GST (Goods and Services Tax) is functionally the same as VAT and is used in countries such as Australia, Canada, India, and New Zealand. Only the name and rate differ; the credit-invoice mechanism is identical.

Key distinctions:

  • VAT/GST — levied at each supply stage, with input tax reclaimable by registered businesses
  • US sales tax — levied once at the point of final sale, set by individual states and localities, not the federal government
  • Reclaim — VAT-registered firms recover input VAT; sales tax is generally a final cost to the buyer

Because US states set their own rates and rules, there is no single national sales tax rate in the United States. For cross-border digital sales, both the European Commission VAT rules and destination-based US state rules can apply, so verify the correct jurisdiction before charging.

UK and EU VAT Rates: Which Rate Applies to Your Goods?

The correct VAT rate depends on the country and the category of goods or services, not a single universal figure. The UK applies a standard rate, a reduced rate, and a zero rate, and each covers specific product classes defined by HMRC.

Broad categories to check:

  • Standard rate — most goods and services (the UK standard rate is 20% for the current tax year; confirm on GOV.UK)
  • Reduced rate — items such as domestic energy and children's car seats
  • Zero rate — most food, books, and children's clothing in the UK
  • Exempt — insurance, finance, and certain education and health services

Across the EU, standard rates vary by member state and are set nationally, so a sale into Germany, France, or Ireland may carry a different rate than a UK sale. Because governments can change these percentages, treat the dropdown values here as convenient presets and verify the live figure with HMRC or the European Commission before invoicing. This calculator accepts any custom rate so it stays accurate whenever rates are updated.

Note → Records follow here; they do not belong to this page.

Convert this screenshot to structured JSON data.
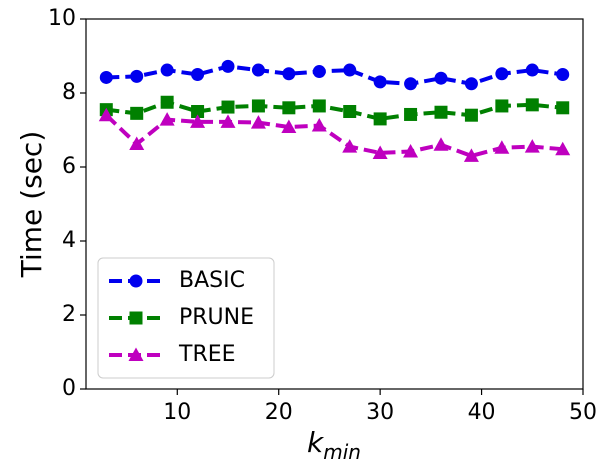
{
  "chart_data": {
    "type": "line",
    "title": "",
    "xlabel": "k",
    "xlabel_sub": "min",
    "ylabel": "Time (sec)",
    "xlim": [
      1,
      50
    ],
    "ylim": [
      0,
      10
    ],
    "xticks": [
      10,
      20,
      30,
      40,
      50
    ],
    "yticks": [
      0,
      2,
      4,
      6,
      8,
      10
    ],
    "x": [
      3,
      6,
      9,
      12,
      15,
      18,
      21,
      24,
      27,
      30,
      33,
      36,
      39,
      42,
      45,
      48
    ],
    "legend_position": "lower-left",
    "series": [
      {
        "name": "BASIC",
        "color": "#0000ee",
        "marker": "circle",
        "line": "dashed",
        "values": [
          8.42,
          8.45,
          8.62,
          8.5,
          8.72,
          8.62,
          8.52,
          8.58,
          8.62,
          8.3,
          8.25,
          8.4,
          8.25,
          8.52,
          8.62,
          8.5
        ]
      },
      {
        "name": "PRUNE",
        "color": "#008000",
        "marker": "square",
        "line": "dashed",
        "values": [
          7.55,
          7.45,
          7.75,
          7.5,
          7.62,
          7.65,
          7.6,
          7.65,
          7.5,
          7.3,
          7.42,
          7.48,
          7.4,
          7.65,
          7.68,
          7.6
        ]
      },
      {
        "name": "TREE",
        "color": "#bf00bf",
        "marker": "triangle",
        "line": "dashed",
        "values": [
          7.4,
          6.62,
          7.28,
          7.22,
          7.22,
          7.2,
          7.08,
          7.12,
          6.55,
          6.38,
          6.42,
          6.6,
          6.3,
          6.52,
          6.55,
          6.48
        ]
      }
    ]
  }
}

VAT for Small Businesses: Registration, Invoicing, and Returns

A small business must register for VAT once its taxable turnover exceeds the threshold set by its tax authority, after which it charges VAT on sales and reclaims VAT on eligible purchases. In the UK, the registration threshold is published by HMRC and reviewed periodically, so check the current figure rather than relying on a fixed number.

Once registered, the core obligations are straightforward:

  • Charge output VAT on your sales at the correct rate for each product
  • Record input VAT on business purchases so it can be reclaimed
  • File VAT returns to your tax authority on the required schedule, paying the net difference
  • Keep VAT invoices for the retention period HMRC specifies (several years)

Use this calculator to produce accurate line-item VAT figures for invoices and to check the net value of expenses when reclaiming input VAT, then feed those net amounts into our profit calculator to see the true margin on each sale. For scheme choices such as the Flat Rate or Cash Accounting schemes, and for the current threshold and filing frequency, consult GOV.UK or a qualified accountant, since the rules affect how much tax you actually owe.